If you were to design a process that at its core is only based on trust anyway, what features would you design into it so that observers, and would-be mis-trusters, would be more likely--in their minds--to grant it legitimacy?

2-
Similarly, look at process legitimacy, not outcome effects & implementation.

I think the question of legitimacy of process is critical. What is lacking in despotism is that outcomes are implemented on the whim of the despot.
• Advantage? No red tape. Git 'er done.
• Disadvantage? Despotic whimsy lacks institutional and legal procedural legitimacy. If a despot rules by fiat on a whim, why shouldn't his generals conspire to replace him on a whim?
 
Still your situation is better than ours. You raise your hand, say a word and are done.
Our system maybe the worst.

  1. Before a witness testifies, the court must have the witness take an oath in writing.
  2. The written oath must state that the witness swears to tell the truth, not conceal anything, and not add anything, according to their conscience.
  3. The judge reads the oath aloud, and the witness then signs and seals it while standing solemnly.
  4. After the oath, the court must also inform the witness of the punishment for perjury.
And that piece of signed paper will always remain in our history till the day we die.

One thing that consecutive sentencing does is it delays the probability of parole,
I think adding a "Without the possibiity of parole" to the first sentence will do the same magic.
 
I think you skiped over the practical concern I raised.
I’m not arguing that crimes shouldn’t be formally acknowledged or recorded.
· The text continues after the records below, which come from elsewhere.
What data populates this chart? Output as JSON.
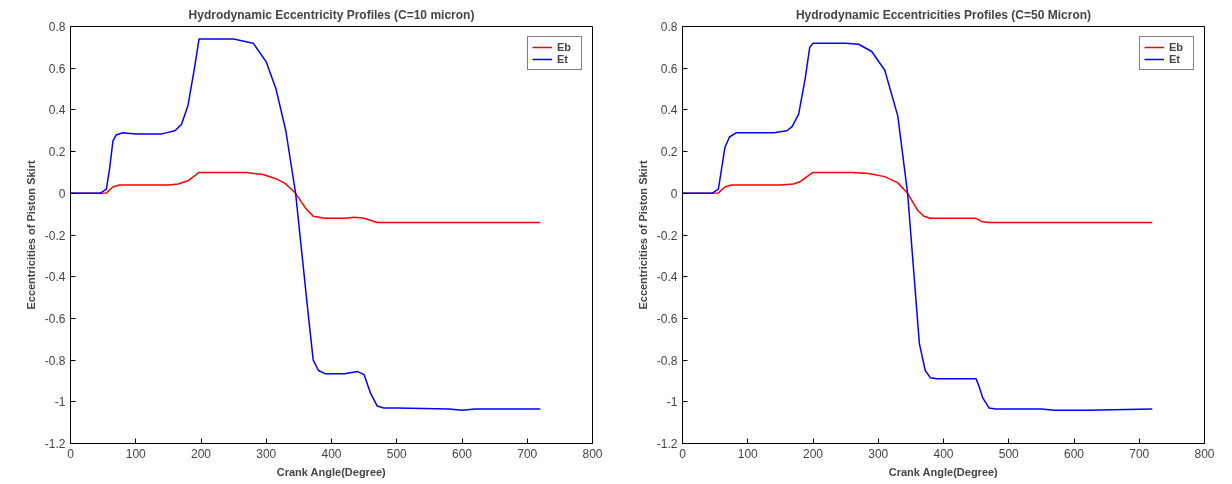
{
  "chart_data": [
    {
      "type": "line",
      "title": "Hydrodynamic Eccentricity Profiles (C=10 micron)",
      "xlabel": "Crank Angle(Degree)",
      "ylabel": "Eccentricities of Piston Skirt",
      "xlim": [
        0,
        800
      ],
      "xticks": [
        0,
        100,
        200,
        300,
        400,
        500,
        600,
        700,
        800
      ],
      "ylim": [
        -1.2,
        0.8
      ],
      "yticks": [
        {
          "value": -1.2,
          "label": "-1.2"
        },
        {
          "value": -1,
          "label": "-1"
        },
        {
          "value": -0.8,
          "label": "-0.8"
        },
        {
          "value": -0.6,
          "label": "-0.6"
        },
        {
          "value": -0.4,
          "label": "-0.4"
        },
        {
          "value": -0.2,
          "label": "-0.2"
        },
        {
          "value": 0,
          "label": "0"
        },
        {
          "value": 0.2,
          "label": "0.2"
        },
        {
          "value": 0.4,
          "label": "0.4"
        },
        {
          "value": 0.6,
          "label": "0.6"
        },
        {
          "value": 0.8,
          "label": "0.8"
        }
      ],
      "grid": false,
      "legend": "top right",
      "series": [
        {
          "name": "Eb",
          "color": "#ff0000",
          "x": [
            0,
            45,
            55,
            65,
            75,
            150,
            165,
            180,
            197,
            270,
            295,
            315,
            330,
            345,
            360,
            372,
            390,
            420,
            435,
            450,
            470,
            720
          ],
          "values": [
            0,
            0,
            0.002,
            0.03,
            0.04,
            0.04,
            0.045,
            0.06,
            0.1,
            0.1,
            0.09,
            0.07,
            0.045,
            0,
            -0.07,
            -0.11,
            -0.12,
            -0.12,
            -0.115,
            -0.12,
            -0.14,
            -0.14
          ]
        },
        {
          "name": "Et",
          "color": "#0000ff",
          "x": [
            0,
            45,
            55,
            60,
            65,
            70,
            80,
            100,
            140,
            160,
            170,
            180,
            190,
            197,
            250,
            280,
            300,
            315,
            330,
            345,
            355,
            365,
            372,
            380,
            390,
            420,
            440,
            450,
            460,
            470,
            480,
            500,
            580,
            600,
            620,
            720
          ],
          "values": [
            0,
            0,
            0.02,
            0.12,
            0.25,
            0.28,
            0.29,
            0.285,
            0.285,
            0.3,
            0.33,
            0.42,
            0.6,
            0.74,
            0.74,
            0.72,
            0.63,
            0.5,
            0.3,
            0,
            -0.3,
            -0.6,
            -0.8,
            -0.85,
            -0.865,
            -0.865,
            -0.855,
            -0.87,
            -0.96,
            -1.02,
            -1.03,
            -1.03,
            -1.035,
            -1.04,
            -1.035,
            -1.035
          ]
        }
      ]
    },
    {
      "type": "line",
      "title": "Hydrodynamic Eccentricities Profiles (C=50 Micron)",
      "xlabel": "Crank Angle(Degree)",
      "ylabel": "Eccentricities of Piston Skirt",
      "xlim": [
        0,
        800
      ],
      "xticks": [
        0,
        100,
        200,
        300,
        400,
        500,
        600,
        700,
        800
      ],
      "ylim": [
        -1.2,
        0.8
      ],
      "yticks": [
        {
          "value": -1.2,
          "label": "-1.2"
        },
        {
          "value": -1,
          "label": "-1"
        },
        {
          "value": -0.8,
          "label": "-0.8"
        },
        {
          "value": -0.6,
          "label": "-0.6"
        },
        {
          "value": -0.4,
          "label": "-0.4"
        },
        {
          "value": -0.2,
          "label": "-0.2"
        },
        {
          "value": 0,
          "label": "0"
        },
        {
          "value": 0.2,
          "label": "0.2"
        },
        {
          "value": 0.4,
          "label": "0.4"
        },
        {
          "value": 0.6,
          "label": "0.6"
        },
        {
          "value": 0.8,
          "label": "0.8"
        }
      ],
      "grid": false,
      "legend": "top right",
      "series": [
        {
          "name": "Eb",
          "color": "#ff0000",
          "x": [
            0,
            55,
            65,
            75,
            150,
            170,
            180,
            195,
            200,
            260,
            285,
            310,
            330,
            345,
            360,
            370,
            380,
            450,
            458,
            470,
            720
          ],
          "values": [
            0,
            0.002,
            0.03,
            0.04,
            0.04,
            0.045,
            0.055,
            0.09,
            0.1,
            0.1,
            0.095,
            0.08,
            0.05,
            0,
            -0.08,
            -0.11,
            -0.12,
            -0.12,
            -0.135,
            -0.14,
            -0.14
          ]
        },
        {
          "name": "Et",
          "color": "#0000ff",
          "x": [
            0,
            45,
            55,
            60,
            65,
            72,
            82,
            140,
            160,
            168,
            178,
            188,
            195,
            200,
            250,
            270,
            290,
            310,
            330,
            345,
            355,
            363,
            372,
            380,
            390,
            450,
            455,
            460,
            470,
            480,
            550,
            570,
            620,
            720
          ],
          "values": [
            0,
            0,
            0.02,
            0.12,
            0.22,
            0.27,
            0.29,
            0.29,
            0.3,
            0.32,
            0.38,
            0.55,
            0.7,
            0.72,
            0.72,
            0.715,
            0.68,
            0.59,
            0.37,
            0,
            -0.4,
            -0.72,
            -0.85,
            -0.885,
            -0.89,
            -0.89,
            -0.93,
            -0.98,
            -1.03,
            -1.035,
            -1.035,
            -1.04,
            -1.04,
            -1.035
          ]
        }
      ]
    }
  ]
}
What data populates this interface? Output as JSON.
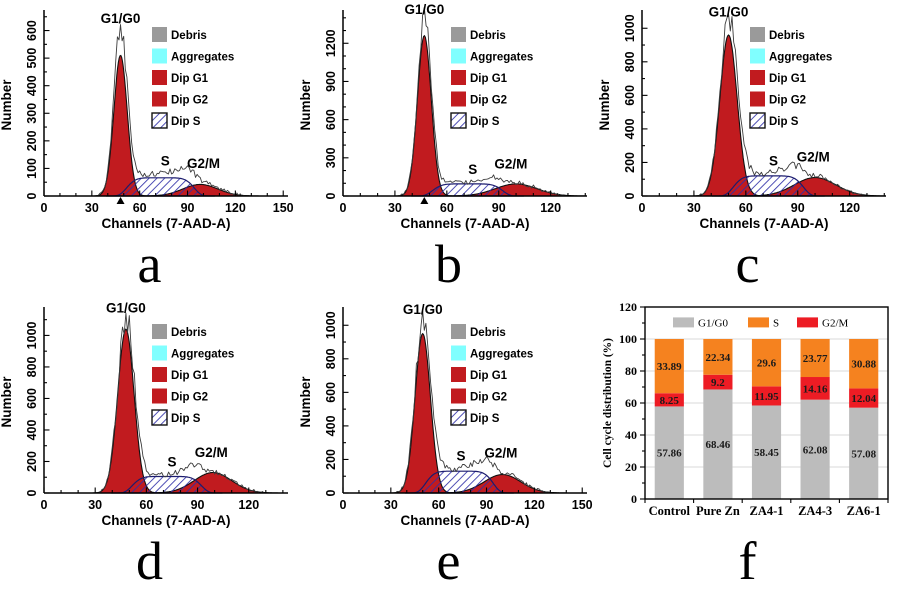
{
  "style": {
    "red_fill": "#c11b1f",
    "hatch_blue": "#2f2fa8",
    "raw_line": "#3c3c3c",
    "axis": "#000000",
    "cyan": "#80ffff",
    "debris_gray": "#9a9a9a",
    "bar_gray": "#bcbcbc",
    "bar_orange": "#f5821f",
    "bar_red": "#ed1c24",
    "grid": "#cccccc",
    "label_ink": "#1b1b1b"
  },
  "hist_legend": [
    {
      "label": "Debris",
      "swatch": "solid",
      "color_key": "debris_gray"
    },
    {
      "label": "Aggregates",
      "swatch": "solid",
      "color_key": "cyan"
    },
    {
      "label": "Dip G1",
      "swatch": "solid",
      "color_key": "red_fill"
    },
    {
      "label": "Dip G2",
      "swatch": "solid",
      "color_key": "red_fill"
    },
    {
      "label": "Dip S",
      "swatch": "hatch",
      "color_key": "hatch_blue"
    }
  ],
  "chart_data": [
    {
      "type": "area",
      "panel": "a",
      "xlabel": "Channels (7-AAD-A)",
      "ylabel": "Number",
      "xlim": [
        0,
        153
      ],
      "ylim": [
        0,
        660
      ],
      "x_ticks": [
        0,
        30,
        60,
        90,
        120,
        150
      ],
      "x_minor_step": 10,
      "y_ticks": [
        0,
        100,
        200,
        300,
        400,
        500,
        600
      ],
      "y_minor_step": 50,
      "marker_x": 48,
      "g1": {
        "mu": 48,
        "sigma": 4.2,
        "amp": 510
      },
      "g2": {
        "mu": 98,
        "sigma": 11,
        "amp": 42
      },
      "s": {
        "center": 73,
        "halfwidth": 22,
        "order": 6,
        "amp": 66
      },
      "raw": {
        "scale": 1.18,
        "cutoff": 124,
        "seed": 11
      },
      "annotations": {
        "g1": "G1/G0",
        "s": "S",
        "g2m": "G2/M",
        "s_x": 76,
        "g2m_x": 100
      }
    },
    {
      "type": "area",
      "panel": "b",
      "xlabel": "Channels (7-AAD-A)",
      "ylabel": "Number",
      "xlim": [
        0,
        141
      ],
      "ylim": [
        0,
        1430
      ],
      "x_ticks": [
        0,
        30,
        60,
        90,
        120
      ],
      "x_minor_step": 10,
      "y_ticks": [
        0,
        300,
        600,
        900,
        1200
      ],
      "y_minor_step": 100,
      "marker_x": 47,
      "g1": {
        "mu": 47,
        "sigma": 4.0,
        "amp": 1260
      },
      "g2": {
        "mu": 100,
        "sigma": 12,
        "amp": 95
      },
      "s": {
        "center": 72,
        "halfwidth": 21,
        "order": 6,
        "amp": 95
      },
      "raw": {
        "scale": 1.09,
        "cutoff": 122,
        "seed": 22
      },
      "annotations": {
        "g1": "G1/G0",
        "s": "S",
        "g2m": "G2/M",
        "s_x": 75,
        "g2m_x": 97
      }
    },
    {
      "type": "area",
      "panel": "c",
      "xlabel": "Channels (7-AAD-A)",
      "ylabel": "Number",
      "xlim": [
        0,
        141
      ],
      "ylim": [
        0,
        1085
      ],
      "x_ticks": [
        0,
        30,
        60,
        90,
        120
      ],
      "x_minor_step": 10,
      "y_ticks": [
        0,
        200,
        400,
        600,
        800,
        1000
      ],
      "y_minor_step": 100,
      "marker_x": null,
      "g1": {
        "mu": 50,
        "sigma": 5.0,
        "amp": 960
      },
      "g2": {
        "mu": 100,
        "sigma": 12,
        "amp": 110
      },
      "s": {
        "center": 73,
        "halfwidth": 21,
        "order": 6,
        "amp": 120
      },
      "raw": {
        "scale": 1.07,
        "cutoff": 125,
        "seed": 33
      },
      "annotations": {
        "g1": "G1/G0",
        "s": "S",
        "g2m": "G2/M",
        "s_x": 76,
        "g2m_x": 99
      }
    },
    {
      "type": "area",
      "panel": "d",
      "xlabel": "Channels (7-AAD-A)",
      "ylabel": "Number",
      "xlim": [
        0,
        143
      ],
      "ylim": [
        0,
        1155
      ],
      "x_ticks": [
        0,
        30,
        60,
        90,
        120
      ],
      "x_minor_step": 10,
      "y_ticks": [
        0,
        200,
        400,
        600,
        800,
        1000
      ],
      "y_minor_step": 100,
      "marker_x": null,
      "g1": {
        "mu": 48,
        "sigma": 4.8,
        "amp": 1040
      },
      "g2": {
        "mu": 99,
        "sigma": 11,
        "amp": 130
      },
      "s": {
        "center": 72,
        "halfwidth": 21,
        "order": 6,
        "amp": 105
      },
      "raw": {
        "scale": 1.06,
        "cutoff": 126,
        "seed": 44
      },
      "annotations": {
        "g1": "G1/G0",
        "s": "S",
        "g2m": "G2/M",
        "s_x": 75,
        "g2m_x": 98
      }
    },
    {
      "type": "area",
      "panel": "e",
      "xlabel": "Channels (7-AAD-A)",
      "ylabel": "Number",
      "xlim": [
        0,
        153
      ],
      "ylim": [
        0,
        1085
      ],
      "x_ticks": [
        0,
        30,
        60,
        90,
        120,
        150
      ],
      "x_minor_step": 10,
      "y_ticks": [
        0,
        200,
        400,
        600,
        800,
        1000
      ],
      "y_minor_step": 100,
      "marker_x": null,
      "g1": {
        "mu": 50,
        "sigma": 4.8,
        "amp": 950
      },
      "g2": {
        "mu": 100,
        "sigma": 11.5,
        "amp": 110
      },
      "s": {
        "center": 73,
        "halfwidth": 22,
        "order": 6,
        "amp": 130
      },
      "raw": {
        "scale": 1.08,
        "cutoff": 126,
        "seed": 55
      },
      "annotations": {
        "g1": "G1/G0",
        "s": "S",
        "g2m": "G2/M",
        "s_x": 74,
        "g2m_x": 99
      }
    },
    {
      "type": "bar",
      "panel": "f",
      "stacked": true,
      "ylabel": "Cell cycle distribution (%)",
      "ylim": [
        0,
        120
      ],
      "y_ticks": [
        0,
        20,
        40,
        60,
        80,
        100,
        120
      ],
      "y_minor_step": 10,
      "categories": [
        "Control",
        "Pure Zn",
        "ZA4-1",
        "ZA4-3",
        "ZA6-1"
      ],
      "series": [
        {
          "name": "G1/G0",
          "color_key": "bar_gray",
          "values": [
            57.86,
            68.46,
            58.45,
            62.08,
            57.08
          ],
          "labels": [
            "57.86",
            "68.46",
            "58.45",
            "62.08",
            "57.08"
          ]
        },
        {
          "name": "G2/M",
          "color_key": "bar_red",
          "values": [
            8.25,
            9.2,
            11.95,
            14.16,
            12.04
          ],
          "labels": [
            "8.25",
            "9.2",
            "11.95",
            "14.16",
            "12.04"
          ]
        },
        {
          "name": "S",
          "color_key": "bar_orange",
          "values": [
            33.89,
            22.34,
            29.6,
            23.77,
            30.88
          ],
          "labels": [
            "33.89",
            "22.34",
            "29.6",
            "23.77",
            "30.88"
          ]
        }
      ],
      "legend": [
        {
          "name": "G1/G0",
          "color_key": "bar_gray"
        },
        {
          "name": "S",
          "color_key": "bar_orange"
        },
        {
          "name": "G2/M",
          "color_key": "bar_red"
        }
      ]
    }
  ]
}
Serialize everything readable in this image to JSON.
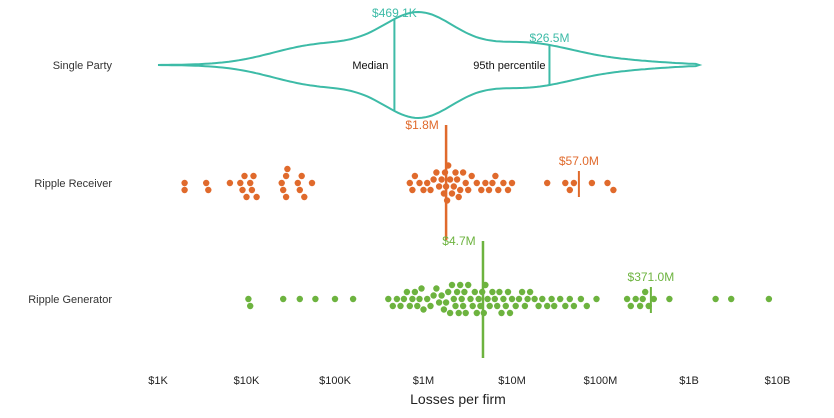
{
  "chart_data": {
    "type": "scatter",
    "xlabel": "Losses per firm",
    "xscale": "log10",
    "xlim": [
      1000,
      10000000000
    ],
    "ticks": [
      {
        "value": 1000,
        "label": "$1K"
      },
      {
        "value": 10000,
        "label": "$10K"
      },
      {
        "value": 100000,
        "label": "$100K"
      },
      {
        "value": 1000000,
        "label": "$1M"
      },
      {
        "value": 10000000,
        "label": "$10M"
      },
      {
        "value": 100000000,
        "label": "$100M"
      },
      {
        "value": 1000000000,
        "label": "$1B"
      },
      {
        "value": 10000000000,
        "label": "$10B"
      }
    ],
    "series": [
      {
        "name": "Single Party",
        "kind": "violin",
        "color": "#3dbba7",
        "median": {
          "value": 469100,
          "label": "$469.1K"
        },
        "p95": {
          "value": 26500000,
          "label": "$26.5M"
        },
        "median_text": "Median",
        "p95_text": "95th percentile",
        "range": [
          1000,
          1300000000
        ]
      },
      {
        "name": "Ripple Receiver",
        "kind": "beeswarm",
        "color": "#e06a2c",
        "median": {
          "value": 1800000,
          "label": "$1.8M"
        },
        "p95": {
          "value": 57000000,
          "label": "$57.0M"
        },
        "points": [
          2000,
          2000,
          3500,
          3700,
          6500,
          8500,
          9000,
          9500,
          10000,
          11000,
          11500,
          12000,
          13000,
          25000,
          26000,
          28000,
          28000,
          29000,
          38000,
          40000,
          42000,
          45000,
          55000,
          700000,
          750000,
          800000,
          900000,
          1000000,
          1100000,
          1200000,
          1300000,
          1400000,
          1500000,
          1600000,
          1700000,
          1750000,
          1800000,
          1850000,
          1900000,
          2000000,
          2100000,
          2200000,
          2300000,
          2400000,
          2500000,
          2600000,
          2800000,
          3000000,
          3200000,
          3500000,
          4000000,
          4500000,
          5000000,
          5500000,
          6000000,
          6500000,
          7000000,
          8000000,
          9000000,
          10000000,
          25000000,
          40000000,
          45000000,
          50000000,
          80000000,
          120000000,
          140000000
        ]
      },
      {
        "name": "Ripple Generator",
        "kind": "beeswarm",
        "color": "#6db33f",
        "median": {
          "value": 4700000,
          "label": "$4.7M"
        },
        "p95": {
          "value": 371000000,
          "label": "$371.0M"
        },
        "points": [
          10500,
          11000,
          26000,
          40000,
          60000,
          100000,
          160000,
          400000,
          450000,
          500000,
          550000,
          600000,
          650000,
          700000,
          750000,
          800000,
          850000,
          900000,
          950000,
          1000000,
          1100000,
          1200000,
          1300000,
          1400000,
          1500000,
          1600000,
          1700000,
          1800000,
          1900000,
          2000000,
          2100000,
          2200000,
          2300000,
          2400000,
          2500000,
          2600000,
          2700000,
          2800000,
          2900000,
          3000000,
          3200000,
          3400000,
          3600000,
          3800000,
          4000000,
          4200000,
          4400000,
          4600000,
          4800000,
          5000000,
          5300000,
          5600000,
          6000000,
          6400000,
          6800000,
          7200000,
          7600000,
          8000000,
          8500000,
          9000000,
          9500000,
          10000000,
          11000000,
          12000000,
          13000000,
          14000000,
          15000000,
          16000000,
          18000000,
          20000000,
          22000000,
          25000000,
          28000000,
          30000000,
          35000000,
          40000000,
          45000000,
          50000000,
          60000000,
          70000000,
          90000000,
          200000000,
          220000000,
          250000000,
          280000000,
          300000000,
          320000000,
          350000000,
          400000000,
          600000000,
          2000000000,
          3000000000,
          8000000000
        ]
      }
    ]
  }
}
I understand why each offense needs a conviction and a sentence on the record for appeals, criminal history, and future sentencing.

What I’m questioning is "calling it a sentence, when it has no independent punitive effect, creates confusion about what punishment actually means."
For me, concurrent sentencing seems more like symbolic bookkeeping, not accountability.
If the real purpose is record-keeping and formal recognition, then that should be stated clearly. Otherwise I'm not wrong if I think why a “sentence” is imposed when it will never be served as a distinct punishment. If it's not served, it's not a sentence.